Berman's big mistake is to suggest that Ramadan invites an "esoteric" reading that shows his failure to break decisively with the Muslim Brotherhood. By a decisive break, Berman means an open, bold declaration. But the real break is right under his nose.
Ramadan's entire corpus consists of a steady and unyielding assault on Muslim insularity, self-righteousness, and self-pity. He has been unceasing in his pleas for Muslims to abandon their fearful mistrust of all things infidel and stop clinging to the life raft of the symbols of Islamic religiosity. The single dominant theme in his writings is a rejection of legal formalism and dogmatism in Islamic ethics. The grandson of the man who taught Muslims that "the Qur'an is our constitution" spends page after page denouncing that outlook as superficial and harmful. Ramadan doesn't need to reject Islamic criminal law line by line or to criticize Islamist figures by name because he is playing a bigger, longer-term game of moving Muslims beyond their traditional conception of the Law. This is not lost on conservative Muslims, for whom Ramadan is a very touchy subject. If not for his genealogy, they would have hung Ramadan out to dry long ago.
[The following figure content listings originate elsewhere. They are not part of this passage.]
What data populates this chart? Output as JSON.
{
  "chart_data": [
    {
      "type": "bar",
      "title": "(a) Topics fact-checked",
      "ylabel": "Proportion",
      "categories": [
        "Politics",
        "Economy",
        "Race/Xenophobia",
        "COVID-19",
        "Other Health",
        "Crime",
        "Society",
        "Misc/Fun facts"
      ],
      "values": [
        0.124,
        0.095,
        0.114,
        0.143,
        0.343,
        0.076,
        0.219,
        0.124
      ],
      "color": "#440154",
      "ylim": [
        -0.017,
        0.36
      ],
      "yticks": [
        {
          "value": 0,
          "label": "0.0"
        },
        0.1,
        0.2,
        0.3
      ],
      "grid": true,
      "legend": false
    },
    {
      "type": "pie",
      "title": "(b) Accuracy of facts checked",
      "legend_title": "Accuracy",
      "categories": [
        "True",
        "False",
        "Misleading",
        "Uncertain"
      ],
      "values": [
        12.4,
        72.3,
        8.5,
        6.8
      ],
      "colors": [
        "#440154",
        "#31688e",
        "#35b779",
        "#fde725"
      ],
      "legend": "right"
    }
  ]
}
Ramadan, it is true, is neither a Hirsi Ali nor a Salman Rushdie, who are both self-declared apostates. They have left the community and call to those trapped within. In contrast, Ramadan is an internal critic, to use Michael Walzer's term. Internal critics push their community to change, but they do so from within it, out of love. To follow Berman is to say that Muslims in their mainstream intellectual and religious traditions do not deserve internal critics. They deserve only apostates. As communism in another era had its Arthur Koestlers and Leszek Kolakowskis, so Islamic orthodoxy must have its Rushdies and Hirsi Alis. Islamism is so tainted by Shariah, the Brotherhood, and violence that we must view it as nothing more than another Stalinism or fascism and draw lines in the sand. According to Berman, we must tell Muslims, "Either you are pro-Enlightenment or you are soft on stoning."
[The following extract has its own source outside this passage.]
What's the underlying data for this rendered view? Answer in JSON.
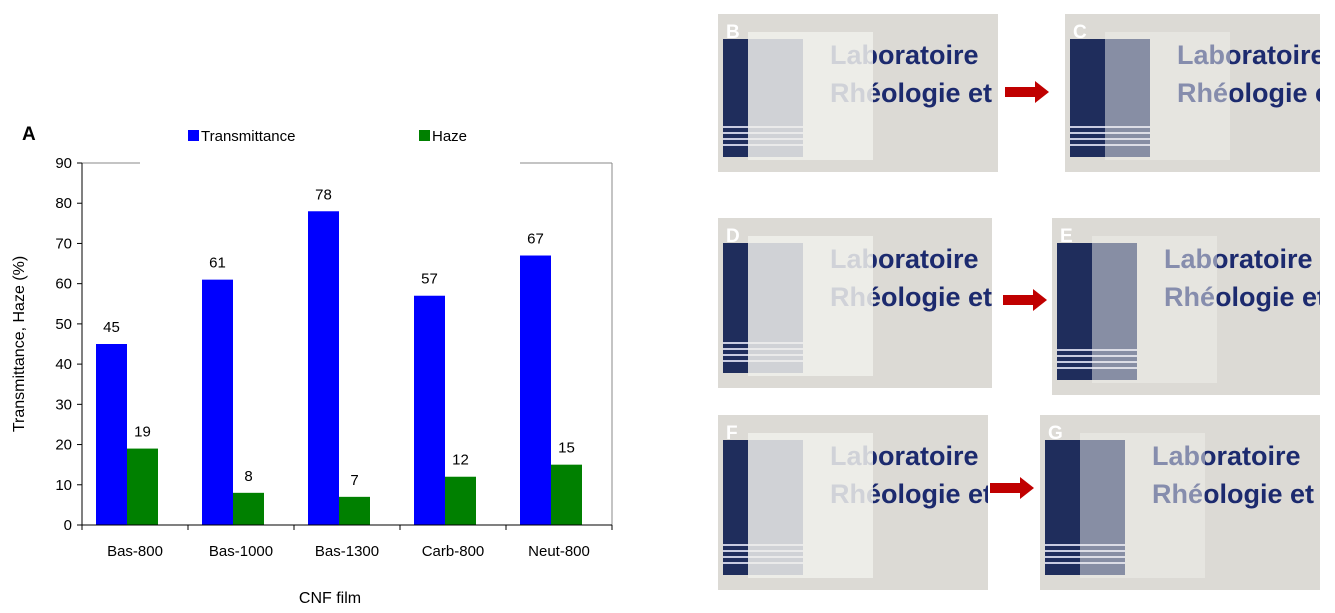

But that is both blatant nonsense and pernicious groupthink. We also need to recognize the task of internal critics. As there were socialists who sought to recover a humanist young Marx as a response to Stalin, so there can be Muslims who try to use the resources of their faith to reconcile it with modernity. In short, instead of either Hirsi Ali or Ramadan, we can have both.
Berman wants us to see Ramadan as a gateway drug, but gates open both ways: Why might Ramadan not be a gateway from orthodox Islamism to something else? To be sure, he doesn't confront the darker practices of the Prophet and the Law or of his own grandfather. But while Ramadan's biography of Muhammad, for example, may be banal and artless, it is not pernicious. Internal criticism is not only about facing up to harsh realities; it is also about creative and fruitful forgetting. It is about inventing new stories about your tradition that open up a different future.
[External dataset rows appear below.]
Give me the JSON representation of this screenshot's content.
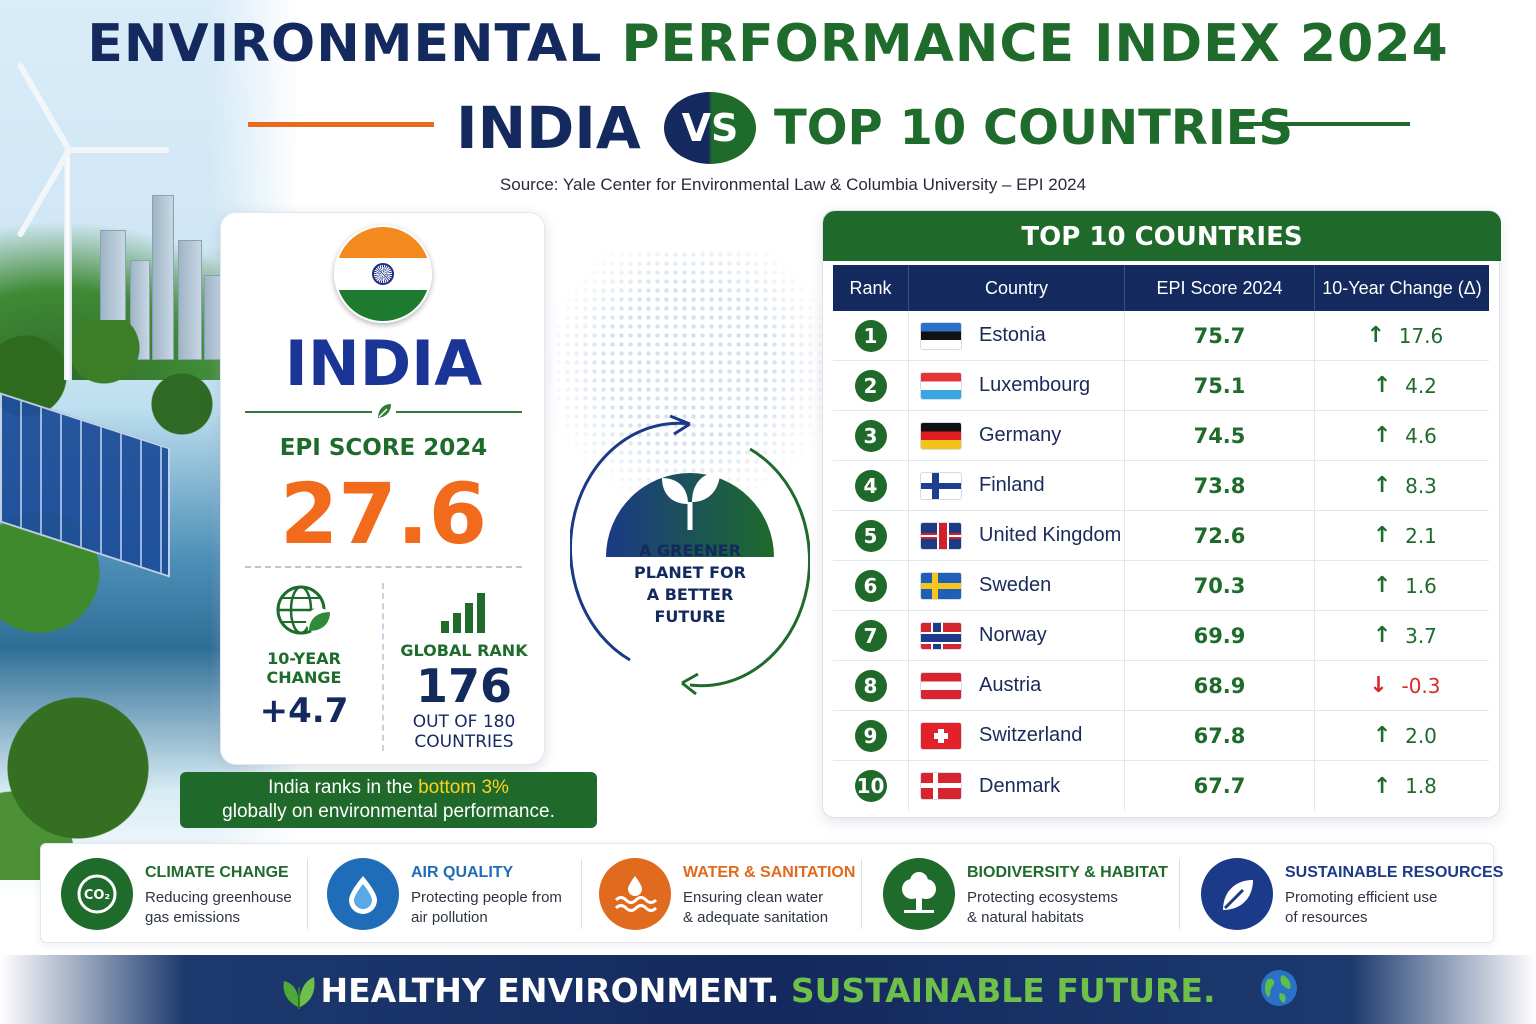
{
  "header": {
    "title_part1": "ENVIRONMENTAL",
    "title_part2": "PERFORMANCE INDEX 2024",
    "india_word": "INDIA",
    "vs_label": "VS",
    "top10_word": "TOP 10 COUNTRIES",
    "source": "Source: Yale Center for Environmental Law & Columbia University – EPI 2024"
  },
  "india": {
    "name": "INDIA",
    "epi_label": "EPI SCORE 2024",
    "epi_score": "27.6",
    "change_label": "10-YEAR CHANGE",
    "change_value": "+4.7",
    "rank_label": "GLOBAL RANK",
    "rank_value": "176",
    "rank_of_line1": "OUT OF 180",
    "rank_of_line2": "COUNTRIES",
    "note_pre": "India ranks in the ",
    "note_highlight": "bottom 3%",
    "note_post": "globally on environmental performance.",
    "colors": {
      "saffron": "#f28a1f",
      "green": "#1d7a2e",
      "navy": "#1c2f86",
      "score": "#f26a1b"
    }
  },
  "emblem": {
    "line1": "A GREENER",
    "line2": "PLANET FOR",
    "line3": "A BETTER",
    "line4": "FUTURE"
  },
  "table": {
    "title": "TOP 10 COUNTRIES",
    "headers": [
      "Rank",
      "Country",
      "EPI Score 2024",
      "10-Year Change (Δ)"
    ],
    "rows": [
      {
        "rank": "1",
        "country": "Estonia",
        "flag": "estonia-flag",
        "score": "75.7",
        "change": "17.6",
        "direction": "up"
      },
      {
        "rank": "2",
        "country": "Luxembourg",
        "flag": "luxembourg-flag",
        "score": "75.1",
        "change": "4.2",
        "direction": "up"
      },
      {
        "rank": "3",
        "country": "Germany",
        "flag": "germany-flag",
        "score": "74.5",
        "change": "4.6",
        "direction": "up"
      },
      {
        "rank": "4",
        "country": "Finland",
        "flag": "finland-flag",
        "score": "73.8",
        "change": "8.3",
        "direction": "up"
      },
      {
        "rank": "5",
        "country": "United Kingdom",
        "flag": "uk-flag",
        "score": "72.6",
        "change": "2.1",
        "direction": "up"
      },
      {
        "rank": "6",
        "country": "Sweden",
        "flag": "sweden-flag",
        "score": "70.3",
        "change": "1.6",
        "direction": "up"
      },
      {
        "rank": "7",
        "country": "Norway",
        "flag": "norway-flag",
        "score": "69.9",
        "change": "3.7",
        "direction": "up"
      },
      {
        "rank": "8",
        "country": "Austria",
        "flag": "austria-flag",
        "score": "68.9",
        "change": "-0.3",
        "direction": "down"
      },
      {
        "rank": "9",
        "country": "Switzerland",
        "flag": "switzerland-flag",
        "score": "67.8",
        "change": "2.0",
        "direction": "up"
      },
      {
        "rank": "10",
        "country": "Denmark",
        "flag": "denmark-flag",
        "score": "67.7",
        "change": "1.8",
        "direction": "up"
      }
    ],
    "colors": {
      "up": "#1e6b2b",
      "down": "#d62a2a",
      "header": "#14295e",
      "title_bar": "#1f6a2a"
    }
  },
  "categories": [
    {
      "title": "CLIMATE CHANGE",
      "desc_line1": "Reducing greenhouse",
      "desc_line2": "gas emissions",
      "icon": "co2-icon",
      "icon_text": "CO₂",
      "color": "#1e6b2b"
    },
    {
      "title": "AIR QUALITY",
      "desc_line1": "Protecting people from",
      "desc_line2": "air pollution",
      "icon": "water-drop-icon",
      "color": "#1f6db8"
    },
    {
      "title": "WATER & SANITATION",
      "desc_line1": "Ensuring clean water",
      "desc_line2": "& adequate sanitation",
      "icon": "water-waves-icon",
      "color": "#e06a1d"
    },
    {
      "title": "BIODIVERSITY & HABITAT",
      "desc_line1": "Protecting ecosystems",
      "desc_line2": "& natural habitats",
      "icon": "tree-icon",
      "color": "#1e6b2b"
    },
    {
      "title": "SUSTAINABLE RESOURCES",
      "desc_line1": "Promoting efficient use",
      "desc_line2": "of resources",
      "icon": "leaf-icon",
      "color": "#1c3a8a"
    }
  ],
  "footer": {
    "part1": "HEALTHY ENVIRONMENT.",
    "part2": "SUSTAINABLE FUTURE."
  }
}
Are all good and decent people destined to converge on the same secular, Enlightenment principles? Is every encounter with strangers about sizing them up as friends or enemies once and for all? How should outsiders seek to influence the moral struggles of other communities, especially religious ones? These are not easy questions, and Berman is hardly the first to blink in the face of them and choose comforting pieties over curiosity, complexity, and humility.